Thinking of a popper session targetting bream and whiting on Saturday evening (30/12), say from 7-10pm. Not sure where, maybe Hen & Chicken Bay or Iron Cove or Lane Cove River or ...

Anyone else interested? If so, any preference on location? Will consider other than the Parramatta too - might even get something to eat then.


----------



## Peril (Sep 5, 2005)

How about Hen & Chicken Bay? I'll be launching next to the ramp at the end of Reginald St, Wareemba. Can park on the street. Puts us straight onto some flats that have produced bream, whiting and flathead in the past.

Seabreeze is currently showing a 10kt easterly, but who knows what it will be.


----------



## Dodge (Oct 12, 2005)

Dave, 40 years ago used to live on Wymston Pde [between Irene and Reginald] and got great results with squirt worms besting all other baits.

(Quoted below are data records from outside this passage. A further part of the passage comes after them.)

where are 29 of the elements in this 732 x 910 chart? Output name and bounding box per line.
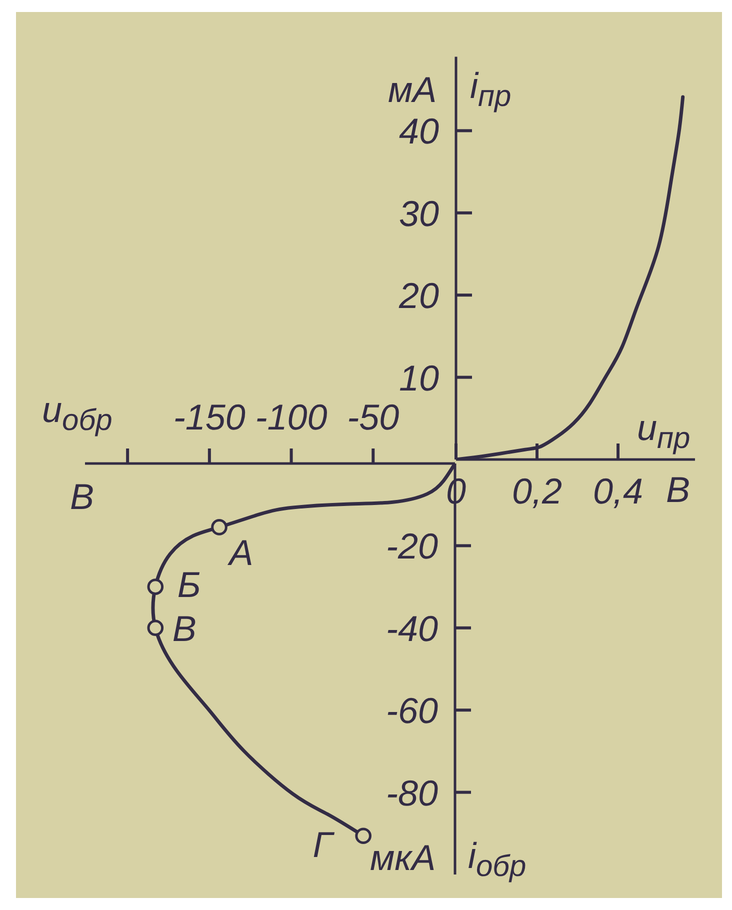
x-axis-title: u$_{пр}$ [637,406,690,456]
y-tick-label: 40 [398,110,439,152]
y-tick-label: 30 [398,192,439,234]
text: мА [388,69,437,110]
y-tick-label: -40 [386,607,438,648]
x-tick-label: -100 [255,396,328,437]
annotation: В [172,607,196,648]
x-tick-label: -150 [173,396,246,437]
x-axis-title: u$_{обр}$ [42,388,112,438]
point [147,578,164,595]
point [211,519,228,536]
annotation: А [227,532,254,573]
x-tick-label: -50 [347,396,400,437]
annotation: Г [312,823,335,864]
point [147,620,164,636]
annotation: мкА [370,837,436,878]
y-tick-label: -80 [386,772,438,813]
x-tick-label: 0,4 [593,470,644,511]
y-tick-label: 20 [398,274,439,316]
y-tick-label: -60 [386,690,438,731]
y-tick-label: 10 [398,356,439,398]
annotation: В [70,476,94,517]
point [355,828,372,844]
annotation: Б [177,563,201,604]
y-tick-label: -20 [386,525,438,566]
y-axis-title: i$_{пр}$ [470,64,512,114]
y-axis-title: i$_{обр}$ [468,834,526,884]
text: В [666,469,690,510]
x-tick-label: 0,2 [512,470,562,511]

Any SP in that vein should still be good, will follow with interest from a nostalgia point of view

Had eytie trawlers working every night in those days


----------



## Peril (Sep 5, 2005)

Guys, it looks like we have thunderstorms rolling in again. Would be irresponsible to go out with graphite rods, not to mention the pointlessness of fishing in such heavy rain.


----------



## Peril (Sep 5, 2005)

Hmm, doesn't seem to be coming east at all. BoM is saying "A few showers and the chance of a thunderstorm, mainly in the west. Light to moderate east to northeast winds". What do you think?


----------